Beyond Accuracy: Evaluating Efficiency, Robustness and Explainability in Deep Learning for Malaria Diagnosis

Malaria remains a leading cause of mortality in sub-Saharan Africa, where scarce diagnostic infrastructure makes timely, accurate diagnosis particularly challenging. While deep learning offers a compelling path toward automated malaria screening, clinical adoption is hindered by computational cost and opacity in decision-making. This work benchmarks four deep learning models spanning a wide range of designed design architectures and model capacities on the NLM-Malaria dataset, jointly evaluating predictive performance, robustness, and post-hoc explainability. We find that lightweight, efficient-by-design models match their heavier counterparts in predictive performance, and the Friedman test confirms no statistically significant performance differences.
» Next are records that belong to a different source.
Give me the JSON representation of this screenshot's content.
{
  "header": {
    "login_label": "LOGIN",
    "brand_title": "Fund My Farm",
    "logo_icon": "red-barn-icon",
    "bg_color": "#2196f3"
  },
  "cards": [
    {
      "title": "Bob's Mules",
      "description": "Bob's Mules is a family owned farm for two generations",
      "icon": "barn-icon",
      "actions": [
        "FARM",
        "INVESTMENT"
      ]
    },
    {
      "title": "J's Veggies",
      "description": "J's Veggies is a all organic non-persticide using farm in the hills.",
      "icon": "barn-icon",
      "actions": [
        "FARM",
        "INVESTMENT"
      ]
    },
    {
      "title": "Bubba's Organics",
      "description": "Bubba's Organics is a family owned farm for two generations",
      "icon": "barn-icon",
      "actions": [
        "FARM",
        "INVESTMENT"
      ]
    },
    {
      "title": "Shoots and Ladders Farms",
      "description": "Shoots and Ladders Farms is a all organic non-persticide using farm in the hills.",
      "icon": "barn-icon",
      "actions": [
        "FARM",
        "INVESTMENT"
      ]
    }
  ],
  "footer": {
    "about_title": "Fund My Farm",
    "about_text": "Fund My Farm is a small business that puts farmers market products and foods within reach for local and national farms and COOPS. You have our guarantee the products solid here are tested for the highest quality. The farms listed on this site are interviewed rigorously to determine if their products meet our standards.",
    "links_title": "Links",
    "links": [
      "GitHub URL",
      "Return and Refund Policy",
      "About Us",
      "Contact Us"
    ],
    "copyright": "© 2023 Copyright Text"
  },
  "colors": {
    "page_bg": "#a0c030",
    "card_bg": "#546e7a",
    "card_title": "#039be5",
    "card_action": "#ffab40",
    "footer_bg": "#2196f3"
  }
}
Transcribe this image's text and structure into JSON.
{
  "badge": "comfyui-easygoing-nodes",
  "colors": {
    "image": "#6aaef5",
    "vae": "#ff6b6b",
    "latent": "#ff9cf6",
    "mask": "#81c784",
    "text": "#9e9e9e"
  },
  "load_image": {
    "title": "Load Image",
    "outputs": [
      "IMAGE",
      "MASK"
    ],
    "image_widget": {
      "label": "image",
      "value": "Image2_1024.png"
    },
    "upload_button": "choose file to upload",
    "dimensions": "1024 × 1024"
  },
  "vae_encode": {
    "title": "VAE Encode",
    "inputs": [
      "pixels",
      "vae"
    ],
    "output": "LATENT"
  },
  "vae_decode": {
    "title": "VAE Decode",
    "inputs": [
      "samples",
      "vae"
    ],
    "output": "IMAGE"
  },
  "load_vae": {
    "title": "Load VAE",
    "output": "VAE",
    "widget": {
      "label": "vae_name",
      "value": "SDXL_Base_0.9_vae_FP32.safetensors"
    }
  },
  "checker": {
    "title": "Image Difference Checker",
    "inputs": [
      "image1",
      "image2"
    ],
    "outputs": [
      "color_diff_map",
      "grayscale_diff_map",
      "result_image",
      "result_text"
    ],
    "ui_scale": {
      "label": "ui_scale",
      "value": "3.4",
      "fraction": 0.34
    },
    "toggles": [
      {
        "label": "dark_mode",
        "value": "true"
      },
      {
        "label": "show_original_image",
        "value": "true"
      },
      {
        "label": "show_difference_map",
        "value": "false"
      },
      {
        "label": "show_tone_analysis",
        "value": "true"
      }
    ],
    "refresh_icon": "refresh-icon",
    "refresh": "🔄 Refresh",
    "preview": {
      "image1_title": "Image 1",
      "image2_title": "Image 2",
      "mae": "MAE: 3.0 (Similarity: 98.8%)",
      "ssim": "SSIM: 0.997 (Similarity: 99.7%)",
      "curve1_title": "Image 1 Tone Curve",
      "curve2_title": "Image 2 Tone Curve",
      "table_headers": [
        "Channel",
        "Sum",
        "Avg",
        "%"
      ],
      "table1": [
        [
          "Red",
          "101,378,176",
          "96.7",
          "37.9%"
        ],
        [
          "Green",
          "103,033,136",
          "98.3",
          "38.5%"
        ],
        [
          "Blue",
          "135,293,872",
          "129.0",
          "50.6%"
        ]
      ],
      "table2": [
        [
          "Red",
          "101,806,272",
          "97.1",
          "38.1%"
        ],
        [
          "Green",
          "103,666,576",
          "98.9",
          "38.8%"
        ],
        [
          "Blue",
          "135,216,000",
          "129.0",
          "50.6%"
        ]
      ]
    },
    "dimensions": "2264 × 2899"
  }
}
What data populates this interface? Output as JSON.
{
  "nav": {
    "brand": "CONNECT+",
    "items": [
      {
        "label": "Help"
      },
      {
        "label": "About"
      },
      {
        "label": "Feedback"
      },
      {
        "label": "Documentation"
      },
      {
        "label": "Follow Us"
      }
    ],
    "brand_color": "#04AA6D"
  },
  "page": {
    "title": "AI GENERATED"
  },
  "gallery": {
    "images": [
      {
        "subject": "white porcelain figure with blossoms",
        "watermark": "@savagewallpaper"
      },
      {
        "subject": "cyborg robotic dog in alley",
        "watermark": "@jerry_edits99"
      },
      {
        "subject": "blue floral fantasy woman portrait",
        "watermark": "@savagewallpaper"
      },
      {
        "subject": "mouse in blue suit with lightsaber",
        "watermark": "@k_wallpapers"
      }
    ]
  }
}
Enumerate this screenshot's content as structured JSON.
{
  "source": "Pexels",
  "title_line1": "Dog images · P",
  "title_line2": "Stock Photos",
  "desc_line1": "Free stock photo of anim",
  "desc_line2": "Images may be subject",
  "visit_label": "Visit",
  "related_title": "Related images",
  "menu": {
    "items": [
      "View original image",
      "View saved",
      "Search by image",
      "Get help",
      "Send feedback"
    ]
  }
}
CAM-based XAI methods consistently localize diagnostically relevant regions, while fine-grained attribution methods produce less targeted explanations, particularly with heavier backbones. Robustness evaluation under three types of image corruption further reveals that model confidence degrades faster than accuracy, providing a practical signal for human review. However, no XAI method is robust to corruption, with explanation reliability degrading at noise levels plausible in clinical practice, even when predictions remain accurate. These findings support the deployment of lightweight architectures for malaria diagnosis in resource-constrained settings, while highlighting the vulnerability of post-hoc explanations as an important consideration for responsible clinical deployment.